Community Integration and Data Sovereignty
Technology works best when the communities living alongside pangolins are partners rather than bystanders. Several initiatives in Limpopo and the Northern Cape have trained community rangers to operate sensor networks and report sightings through encrypted mobile applications. These apps allow rangers with basic smartphones to log GPS-tagged observations, upload photos, and communicate securely with centralised operations centres. Importantly, community rangers retain access to the data they collect, building local capacity and trust alongside technical capability.

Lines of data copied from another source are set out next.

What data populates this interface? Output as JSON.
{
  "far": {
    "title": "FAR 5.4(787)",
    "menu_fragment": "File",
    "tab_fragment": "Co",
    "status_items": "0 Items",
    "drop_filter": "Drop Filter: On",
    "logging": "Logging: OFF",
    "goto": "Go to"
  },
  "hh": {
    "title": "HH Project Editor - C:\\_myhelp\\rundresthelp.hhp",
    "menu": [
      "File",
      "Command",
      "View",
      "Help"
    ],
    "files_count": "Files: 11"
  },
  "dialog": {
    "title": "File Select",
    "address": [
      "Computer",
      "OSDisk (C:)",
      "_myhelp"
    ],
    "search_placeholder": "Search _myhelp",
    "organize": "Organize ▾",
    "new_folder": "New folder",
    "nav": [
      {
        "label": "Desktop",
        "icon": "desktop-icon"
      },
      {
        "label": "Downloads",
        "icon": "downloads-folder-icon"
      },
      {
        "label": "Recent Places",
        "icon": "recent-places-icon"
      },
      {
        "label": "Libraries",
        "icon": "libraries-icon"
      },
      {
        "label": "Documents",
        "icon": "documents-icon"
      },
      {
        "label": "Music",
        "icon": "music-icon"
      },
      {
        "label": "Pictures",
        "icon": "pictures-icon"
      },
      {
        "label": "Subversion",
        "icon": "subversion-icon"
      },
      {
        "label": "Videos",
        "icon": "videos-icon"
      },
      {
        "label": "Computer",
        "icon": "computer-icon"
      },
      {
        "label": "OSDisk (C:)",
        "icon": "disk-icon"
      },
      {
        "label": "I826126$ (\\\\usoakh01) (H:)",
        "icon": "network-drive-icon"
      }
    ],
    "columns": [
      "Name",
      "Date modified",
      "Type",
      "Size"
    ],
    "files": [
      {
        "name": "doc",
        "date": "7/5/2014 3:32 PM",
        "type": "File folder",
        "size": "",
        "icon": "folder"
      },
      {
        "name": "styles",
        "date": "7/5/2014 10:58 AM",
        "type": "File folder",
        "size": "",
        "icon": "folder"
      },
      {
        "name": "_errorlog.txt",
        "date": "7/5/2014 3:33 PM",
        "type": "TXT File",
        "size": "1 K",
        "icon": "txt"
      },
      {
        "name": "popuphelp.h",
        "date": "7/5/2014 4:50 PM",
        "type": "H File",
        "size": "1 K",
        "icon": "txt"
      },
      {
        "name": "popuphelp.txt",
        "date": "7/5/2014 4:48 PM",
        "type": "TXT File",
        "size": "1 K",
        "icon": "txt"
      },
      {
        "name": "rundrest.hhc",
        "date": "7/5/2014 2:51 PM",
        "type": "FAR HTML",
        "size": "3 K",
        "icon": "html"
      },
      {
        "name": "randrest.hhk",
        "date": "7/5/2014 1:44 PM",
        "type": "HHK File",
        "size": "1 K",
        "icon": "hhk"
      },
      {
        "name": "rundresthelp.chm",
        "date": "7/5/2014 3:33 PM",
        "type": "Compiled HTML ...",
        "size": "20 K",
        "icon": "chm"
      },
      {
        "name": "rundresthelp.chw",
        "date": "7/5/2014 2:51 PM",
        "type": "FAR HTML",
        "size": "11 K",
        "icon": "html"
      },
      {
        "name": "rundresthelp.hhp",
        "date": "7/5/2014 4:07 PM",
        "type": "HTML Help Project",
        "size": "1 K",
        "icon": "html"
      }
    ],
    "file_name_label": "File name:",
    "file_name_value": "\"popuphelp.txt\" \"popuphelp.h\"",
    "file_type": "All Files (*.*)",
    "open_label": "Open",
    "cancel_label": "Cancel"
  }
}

South Africa's approach increasingly reflects a broader understanding that anti-poaching technology is not a substitute for social investment. Poverty, unemployment, and limited land tenure rights create conditions in which some community members are recruited by trafficking networks. Technology that monitors without engaging risks reinforcing those divisions. The most effective programmes pair sensor networks with income-generating conservation activities, giving communities a direct stake in protecting pangolins.
Looking Ahead
Miniaturised satellite tags, environmental DNA sampling from soil and water, and edge AI processing directly on sensor nodes are all in active development for pangolin conservation applications. Blockchain-backed chain-of-custody systems for seized specimens are being piloted to reduce evidence handling errors across international legal proceedings. As hardware costs fall and connectivity expands across rural Africa, the technical gap between conservation and trafficking is narrowing.
The tools are increasingly powerful, but their impact depends on the will to deploy them, fund them, and integrate them into enforcement systems that cross national boundaries. Pangolins have survived on Earth for over 80 million years. The technology to protect them exists. The task now is to use it.